The town of Santa Barbara, little more than two hours of freeway driving up the coast from Los Angeles, is California’s most jealous curator of its Spanish heritage. While the great sprawling monster that was once leisurely known as El Pueblo de Nuestra Señora la Reina de los Angeles has lopped off all but the last two words of its historic name and surrendered itself to modern industry and smog, Santa Barbara seems to have decided that the twentieth century is the transient guest, and to be trying like a good housekeeper to keep things as much as possible the way the Conquistadors would like to find it when they come back. In the whole city not a tenth of the streets have North American names, the most conspicuous of them being State Street, which appropriately enough is the main stem of shops and offices and suchlike parvenu incursions. But flanking it are Chapala and Anacapa, and the streets crossing it ring with such names as Cabrillo, Figueroa, Ortega, and Gutierrez. And yet with all the Hispanic tradition there is also a social cult which leans towards institutions more commonly associated with the squirearchy of Old England, such as horse shows, flower shows, garden parties, fund-raising teas, and parochial fêtes like the one which had ensnared such an unprecedented patron as Simon Templar.

The better-looking half of the couple of old friends he was visiting had said firmly, “I’ve been roped into running the popgun shooting gallery all day long at this brawl, and the least you can do is drop by and relieve me for half an hour.” But when he dutifully showed up, she had inspected him again and said, “There’s a wicked gleam in your eye that makes me suspect that you’d be telling the kids to turn the popguns on the behinds of some of the passing dowagers. I’ll let you buy me a champagne punch instead, and introduce you to a pretty girl who’ll keep your mind on more grown-up ways of getting into trouble.”

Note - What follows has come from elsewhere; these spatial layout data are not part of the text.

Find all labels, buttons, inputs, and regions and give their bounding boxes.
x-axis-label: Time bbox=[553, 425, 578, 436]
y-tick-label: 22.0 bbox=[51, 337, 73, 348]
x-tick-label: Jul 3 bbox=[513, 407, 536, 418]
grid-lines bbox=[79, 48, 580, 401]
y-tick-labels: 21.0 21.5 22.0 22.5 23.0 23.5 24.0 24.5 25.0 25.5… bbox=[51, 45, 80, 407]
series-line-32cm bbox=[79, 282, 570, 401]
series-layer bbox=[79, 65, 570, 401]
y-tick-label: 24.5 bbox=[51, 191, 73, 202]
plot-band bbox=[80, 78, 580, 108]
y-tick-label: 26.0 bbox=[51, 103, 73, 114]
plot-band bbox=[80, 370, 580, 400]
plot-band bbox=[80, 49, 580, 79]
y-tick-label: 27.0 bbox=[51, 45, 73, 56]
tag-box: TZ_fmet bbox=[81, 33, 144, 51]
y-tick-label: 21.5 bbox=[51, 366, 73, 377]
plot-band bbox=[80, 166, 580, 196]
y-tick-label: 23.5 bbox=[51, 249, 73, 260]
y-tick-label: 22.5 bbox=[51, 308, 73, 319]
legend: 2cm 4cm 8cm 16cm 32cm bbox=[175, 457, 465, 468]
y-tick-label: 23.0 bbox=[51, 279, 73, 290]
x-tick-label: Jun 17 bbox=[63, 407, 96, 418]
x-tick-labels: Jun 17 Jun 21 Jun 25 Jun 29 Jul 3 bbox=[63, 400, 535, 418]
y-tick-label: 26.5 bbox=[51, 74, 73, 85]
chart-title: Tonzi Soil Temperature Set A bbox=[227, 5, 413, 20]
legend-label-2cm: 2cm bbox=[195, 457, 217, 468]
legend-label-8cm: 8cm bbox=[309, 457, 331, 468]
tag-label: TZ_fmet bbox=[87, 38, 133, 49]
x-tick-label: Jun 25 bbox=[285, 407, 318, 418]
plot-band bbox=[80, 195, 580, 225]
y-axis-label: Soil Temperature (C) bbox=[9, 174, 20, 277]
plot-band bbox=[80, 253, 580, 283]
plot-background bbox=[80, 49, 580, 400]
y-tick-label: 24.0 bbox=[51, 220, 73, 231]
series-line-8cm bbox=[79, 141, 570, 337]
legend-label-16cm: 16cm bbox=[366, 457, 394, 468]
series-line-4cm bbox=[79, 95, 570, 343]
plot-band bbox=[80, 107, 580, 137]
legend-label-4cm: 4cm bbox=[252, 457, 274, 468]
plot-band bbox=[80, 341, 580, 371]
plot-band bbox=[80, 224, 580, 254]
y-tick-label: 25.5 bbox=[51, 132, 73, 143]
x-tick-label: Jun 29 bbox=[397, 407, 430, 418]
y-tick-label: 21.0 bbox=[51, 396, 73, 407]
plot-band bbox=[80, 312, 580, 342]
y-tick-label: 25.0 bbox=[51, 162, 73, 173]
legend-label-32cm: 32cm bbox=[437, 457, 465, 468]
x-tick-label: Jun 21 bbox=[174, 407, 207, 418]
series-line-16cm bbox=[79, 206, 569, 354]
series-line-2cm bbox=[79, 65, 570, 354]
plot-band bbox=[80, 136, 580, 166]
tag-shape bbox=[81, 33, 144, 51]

Thus he had met Kathleen Holland, and, after his hostess had excused herself to hurry back to her stall, what might have been a more idly flirtatious encounter had become a half-serious discussion of the creepiness of Mr Alton Powls.

The Saint was almost automatically prejudiced against Mr Powls, but he could be impersonal enough to realize that Mr Powls might never even have squeezed his name into the conversation but for the reaction that the Saint’s own name evoked from most people who heard it. Kathleen Holland was a real estate agent and by all ordinary criteria a down-to-earth young business woman, but she was no less ordinary in assuming that the Saint was ready to take off like a bloodhound on any scent that was offered him. However, in her case the presumption was not so hard to take.

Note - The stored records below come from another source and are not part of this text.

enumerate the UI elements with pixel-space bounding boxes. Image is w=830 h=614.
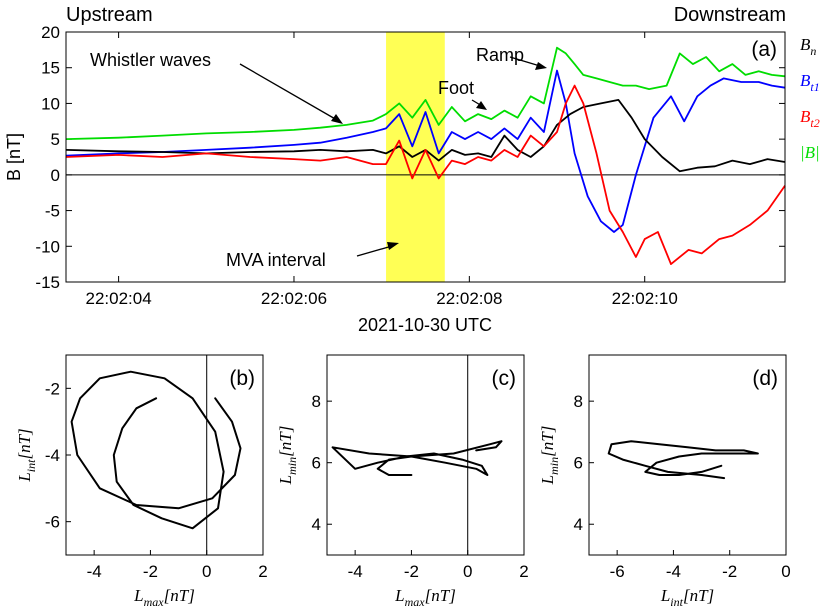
x-tick-label: 0 (202, 562, 211, 581)
whistler-annotation: Whistler waves (90, 50, 211, 70)
legend-entry-b: |B| (800, 143, 820, 162)
x-tick-label: 22:02:06 (261, 289, 327, 308)
panel-a-label: (a) (751, 38, 777, 61)
panel-xlabel: Lmax[nT] (394, 586, 456, 609)
downstream-label: Downstream (674, 4, 786, 26)
mva-arrow (356, 245, 393, 257)
panel-a-legend: Bn Bt1 Bt2 |B| (800, 35, 820, 162)
whistler-arrow (239, 63, 338, 121)
whistler-arrowhead (331, 114, 343, 124)
y-tick-label: -6 (45, 513, 60, 532)
y-tick-label: 5 (51, 130, 60, 149)
x-tick-label: -4 (87, 562, 102, 581)
panel-label: (d) (752, 367, 778, 390)
y-tick-label: 8 (574, 392, 583, 411)
ramp-annotation: Ramp (476, 45, 524, 65)
x-tick-label: -4 (348, 562, 363, 581)
hodogram-line (331, 440, 503, 476)
x-tick-label: 2 (258, 562, 267, 581)
x-tick-label: 22:02:04 (86, 289, 152, 308)
x-tick-label: -2 (404, 562, 419, 581)
series-line-b (65, 46, 786, 140)
panel-d: -6 -4 -2 0 4 6 8 (d) Lint[nT] Lmin[nT] (538, 354, 791, 609)
y-tick-label: 8 (312, 392, 321, 411)
x-tick-label: -2 (143, 562, 158, 581)
legend-entry-bt1: Bt1 (800, 71, 820, 94)
panel-c: -4 -2 0 2 4 6 8 (c) Lmax[nT] Lmin[nT] (276, 354, 529, 609)
x-tick-label: 2 (519, 562, 528, 581)
x-tick-label: -2 (722, 562, 737, 581)
y-tick-label: -4 (45, 446, 60, 465)
panel-label: (c) (492, 367, 517, 390)
panel-ylabel: Lmin[nT] (538, 426, 561, 486)
y-tick-label: -5 (45, 202, 60, 221)
y-tick-label: 6 (574, 454, 583, 473)
panel-ylabel: Lint[nT] (15, 428, 38, 482)
y-tick-label: 4 (574, 515, 583, 534)
foot-arrowhead (476, 101, 487, 110)
panel-label: (b) (229, 367, 255, 390)
legend-entry-bn: Bn (800, 35, 816, 58)
foot-annotation: Foot (438, 78, 474, 98)
legend-entry-bt2: Bt2 (800, 107, 820, 130)
panel-frame (65, 354, 264, 556)
mva-annotation: MVA interval (226, 250, 326, 270)
hodogram-line (70, 370, 242, 530)
x-tick-label: 0 (781, 562, 790, 581)
y-tick-label: 10 (41, 94, 60, 113)
series-line-bt1 (65, 69, 786, 233)
y-tick-label: 20 (41, 23, 60, 42)
y-tick-label: 4 (312, 515, 321, 534)
panel-b: -4 -2 0 2 -6 -4 -2 (b) Lmax[nT] Lint[nT] (15, 354, 268, 609)
ramp-arrowhead (535, 62, 547, 70)
y-tick-label: -10 (35, 237, 60, 256)
series-line-bt2 (65, 84, 786, 266)
x-tick-label: -4 (666, 562, 681, 581)
y-tick-label: 0 (51, 166, 60, 185)
x-tick-label: 0 (463, 562, 472, 581)
y-tick-label: 6 (312, 454, 321, 473)
mva-arrowhead (387, 242, 399, 250)
panel-a: -15 -10 -5 0 5 10 15 20 22:02:04 22:02:06 22:02:08… (4, 23, 820, 335)
panel-a-series (65, 46, 786, 266)
hodogram-line (607, 440, 759, 480)
ramp-arrow (509, 56, 541, 67)
y-tick-label: -2 (45, 379, 60, 398)
y-tick-label: 15 (41, 59, 60, 78)
x-tick-label: -6 (610, 562, 625, 581)
panel-a-frame (65, 31, 786, 283)
panel-ylabel: Lmin[nT] (276, 426, 299, 486)
panel-a-axes: -15 -10 -5 0 5 10 15 20 22:02:04 22:02:06 22:02:08… (35, 23, 785, 308)
series-line-bn (65, 99, 786, 173)
upstream-label: Upstream (66, 4, 153, 26)
panel-a-xlabel: 2021-10-30 UTC (358, 315, 492, 335)
y-tick-label: -15 (35, 273, 60, 292)
panel-xlabel: Lmax[nT] (133, 586, 195, 609)
x-tick-label: 22:02:10 (612, 289, 678, 308)
x-tick-label: 22:02:08 (436, 289, 502, 308)
panel-xlabel: Lint[nT] (660, 586, 714, 609)
panel-a-ylabel: B [nT] (4, 133, 24, 181)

“You see,” she said, when she returned without the apron that was her badge of office, and was thereby transformed into another customer like himself, and they were strolling anonymously through the crowd in search of a more secluded place to continue the session, “I feel I’m partly responsible. I should have known there was something wrong when he asked so many questions about Aunt Flo.”

“The world seems to be infested with Aunts, too,” Simon observed philosophically. “But it isn’t necessarily a felony to ask questions about them. What has this one done?”

“Nothing, of course. I know you don’t live here, but when you meet her you’ll know how ridiculous that sounds. But you can say anything you think, because she isn’t really my aunt.”

Miss Florence Warshed, it appeared, was known to everyone within her social stratum in Santa Barbara as “Aunt Flo,” because that was the way she was known to the two nieces who lived with her, and that was the way she liked it, and whatever Aunt Flo liked had a way of becoming the way things were done, at least in her nearest vicinity.